Беспокойная жизнь одинокой женщины (сборник) - Метлицкая Мария. Страница 44
Он прикрыл за собой дверь. Ольга уснула. Когда она проснулась, на часах было одиннадцать вечера. Встала, сунула ноги в тапочки и пошла на кухню, со сковородки съела холодный сырник и включила чайник. Потом заглянула в комнату сына. Там за письменным столом сидели оба ее мужчины – голова к голове – и тихо о чем-то спорили. Ольга аккуратно закрыла дверь и вернулась на кухню. Не зажигая света, пила чай и смотрела в окно на темную и опустевшую улицу.
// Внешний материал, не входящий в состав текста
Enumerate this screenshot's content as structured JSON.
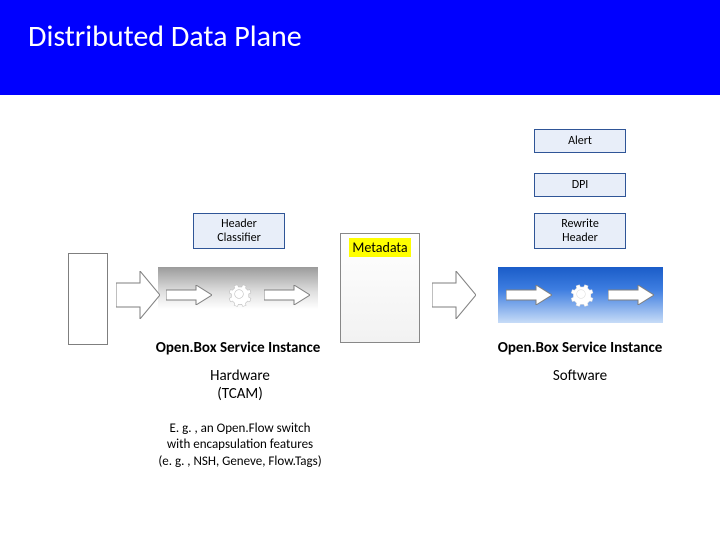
{
  "title": "Distributed Data Plane",
  "blocks": {
    "alert": "Alert",
    "dpi": "DPI",
    "header_classifier": "Header\nClassifier",
    "rewrite_header": "Rewrite\nHeader"
  },
  "metadata_label": "Metadata",
  "left": {
    "caption": "Open.Box Service Instance",
    "type": "Hardware\n(TCAM)",
    "note": "E. g. , an Open.Flow switch\nwith encapsulation features\n(e. g. , NSH, Geneve, Flow.Tags)"
  },
  "right": {
    "caption": "Open.Box Service Instance",
    "type": "Software"
  }
}
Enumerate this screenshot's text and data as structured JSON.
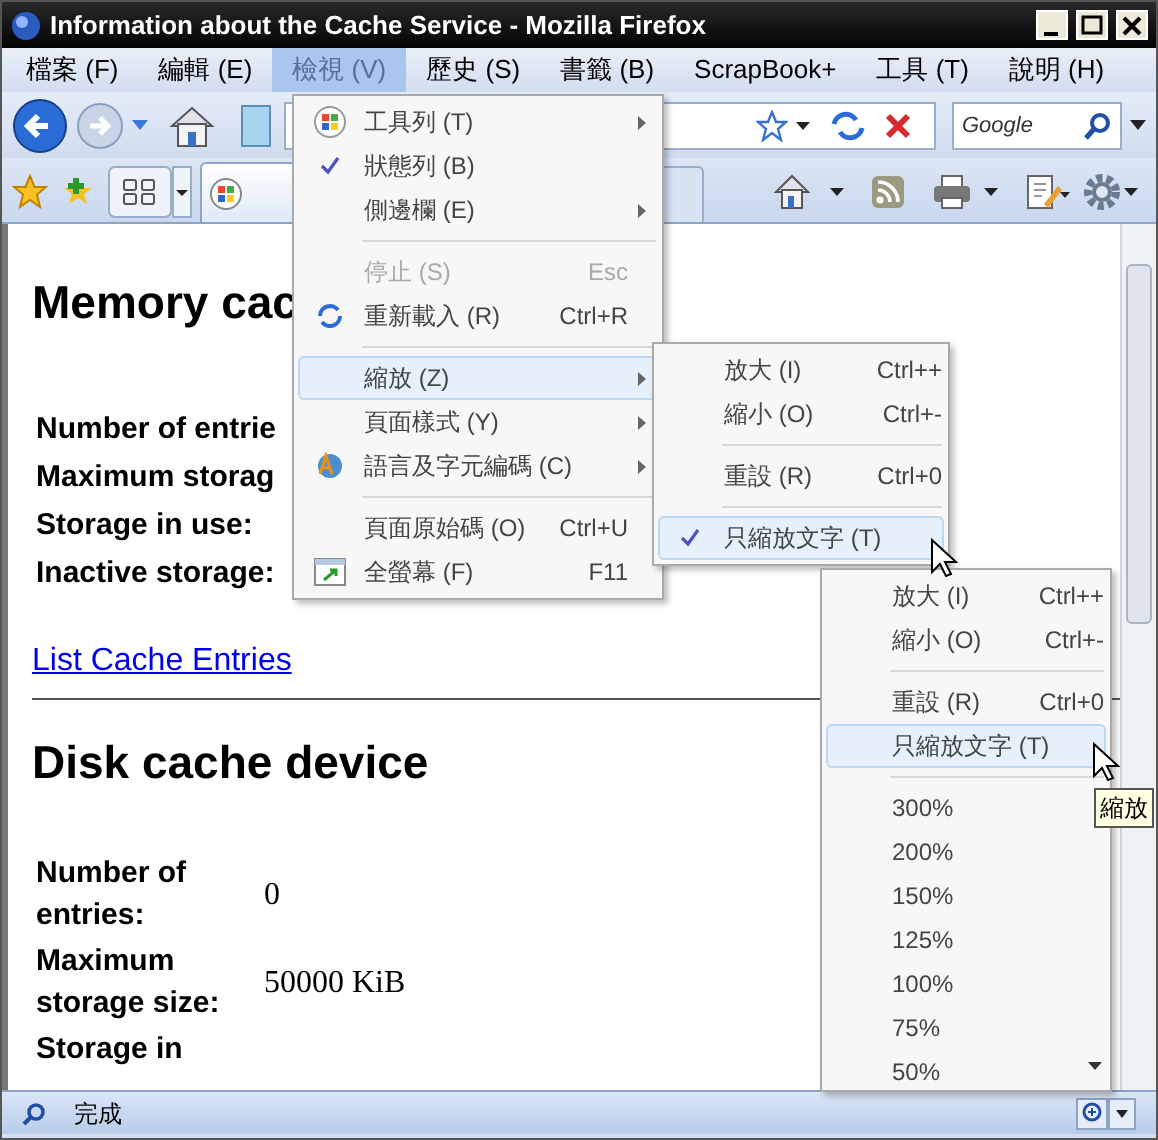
{
  "window": {
    "title": "Information about the Cache Service - Mozilla Firefox"
  },
  "menubar": [
    {
      "label": "檔案 (F)",
      "selected": false
    },
    {
      "label": "編輯 (E)",
      "selected": false
    },
    {
      "label": "檢視 (V)",
      "selected": true
    },
    {
      "label": "歷史 (S)",
      "selected": false
    },
    {
      "label": "書籤 (B)",
      "selected": false
    },
    {
      "label": "ScrapBook+",
      "selected": false
    },
    {
      "label": "工具 (T)",
      "selected": false
    },
    {
      "label": "說明 (H)",
      "selected": false
    }
  ],
  "search": {
    "placeholder": "Google"
  },
  "tabs": [
    {
      "selected": true
    }
  ],
  "page": {
    "sections": [
      {
        "heading": "Memory cac",
        "rows": [
          {
            "label": "Number of entrie"
          },
          {
            "label": "Maximum storag"
          },
          {
            "label": "Storage in use:"
          },
          {
            "label": "Inactive storage:"
          }
        ],
        "link": "List Cache Entries"
      },
      {
        "heading": "Disk cache device",
        "rows": [
          {
            "label": "Number of entries:",
            "value": "0"
          },
          {
            "label": "Maximum storage size:",
            "value": "50000 KiB"
          },
          {
            "label": "Storage in"
          }
        ]
      }
    ]
  },
  "view_menu": [
    {
      "kind": "item",
      "label": "工具列 (T)",
      "submenu": true,
      "checked": false,
      "disabled": false,
      "selected": false
    },
    {
      "kind": "item",
      "label": "狀態列 (B)",
      "submenu": false,
      "checked": true,
      "disabled": false,
      "selected": false
    },
    {
      "kind": "item",
      "label": "側邊欄 (E)",
      "submenu": true,
      "checked": false,
      "disabled": false,
      "selected": false
    },
    {
      "kind": "separator"
    },
    {
      "kind": "item",
      "label": "停止 (S)",
      "shortcut": "Esc",
      "submenu": false,
      "checked": false,
      "disabled": true,
      "selected": false
    },
    {
      "kind": "item",
      "label": "重新載入 (R)",
      "shortcut": "Ctrl+R",
      "submenu": false,
      "checked": false,
      "disabled": false,
      "selected": false
    },
    {
      "kind": "separator"
    },
    {
      "kind": "item",
      "label": "縮放 (Z)",
      "submenu": true,
      "checked": false,
      "disabled": false,
      "selected": true
    },
    {
      "kind": "item",
      "label": "頁面樣式 (Y)",
      "submenu": true,
      "checked": false,
      "disabled": false,
      "selected": false
    },
    {
      "kind": "item",
      "label": "語言及字元編碼 (C)",
      "submenu": true,
      "checked": false,
      "disabled": false,
      "selected": false
    },
    {
      "kind": "separator"
    },
    {
      "kind": "item",
      "label": "頁面原始碼 (O)",
      "shortcut": "Ctrl+U",
      "submenu": false,
      "checked": false,
      "disabled": false,
      "selected": false
    },
    {
      "kind": "item",
      "label": "全螢幕 (F)",
      "shortcut": "F11",
      "submenu": false,
      "checked": false,
      "disabled": false,
      "selected": false
    }
  ],
  "zoom_submenu": [
    {
      "kind": "item",
      "label": "放大 (I)",
      "shortcut": "Ctrl++",
      "checked": false,
      "selected": false
    },
    {
      "kind": "item",
      "label": "縮小 (O)",
      "shortcut": "Ctrl+-",
      "checked": false,
      "selected": false
    },
    {
      "kind": "separator"
    },
    {
      "kind": "item",
      "label": "重設 (R)",
      "shortcut": "Ctrl+0",
      "checked": false,
      "selected": false
    },
    {
      "kind": "separator"
    },
    {
      "kind": "item",
      "label": "只縮放文字 (T)",
      "checked": true,
      "selected": true
    }
  ],
  "zoom_dropdown": [
    {
      "kind": "item",
      "label": "放大 (I)",
      "shortcut": "Ctrl++",
      "selected": false
    },
    {
      "kind": "item",
      "label": "縮小 (O)",
      "shortcut": "Ctrl+-",
      "selected": false
    },
    {
      "kind": "separator"
    },
    {
      "kind": "item",
      "label": "重設 (R)",
      "shortcut": "Ctrl+0",
      "selected": false
    },
    {
      "kind": "item",
      "label": "只縮放文字 (T)",
      "selected": true
    },
    {
      "kind": "separator"
    },
    {
      "kind": "item",
      "label": "300%",
      "selected": false
    },
    {
      "kind": "item",
      "label": "200%",
      "selected": false
    },
    {
      "kind": "item",
      "label": "150%",
      "selected": false
    },
    {
      "kind": "item",
      "label": "125%",
      "selected": false
    },
    {
      "kind": "item",
      "label": "100%",
      "selected": false
    },
    {
      "kind": "item",
      "label": "75%",
      "selected": false
    },
    {
      "kind": "item",
      "label": "50%",
      "selected": false
    }
  ],
  "tooltip": "縮放",
  "status_bar": {
    "text": "完成"
  }
}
Сполоснув чашку, вернулась в спальню и включила без звука телевизор. А потом опять задремала. Когда она проснулась, то увидела, что телевизор выключен, а рядом тихо посапывает муж. Ольга посмотрела на часы – было три часа ночи. Вышла в коридор, порылась в сумочке и достала кремовую глянцевую визитку. Несколько минут вертела ее в руках, а потом зашла в туалет и порвала на мелкие кусочки. Плотный и качественный картон поддался с усилием. Она бросила обрывки в унитаз и дважды спустила воду, потом вернулась в спальню, легла, и почему-то ее опять зазнобило.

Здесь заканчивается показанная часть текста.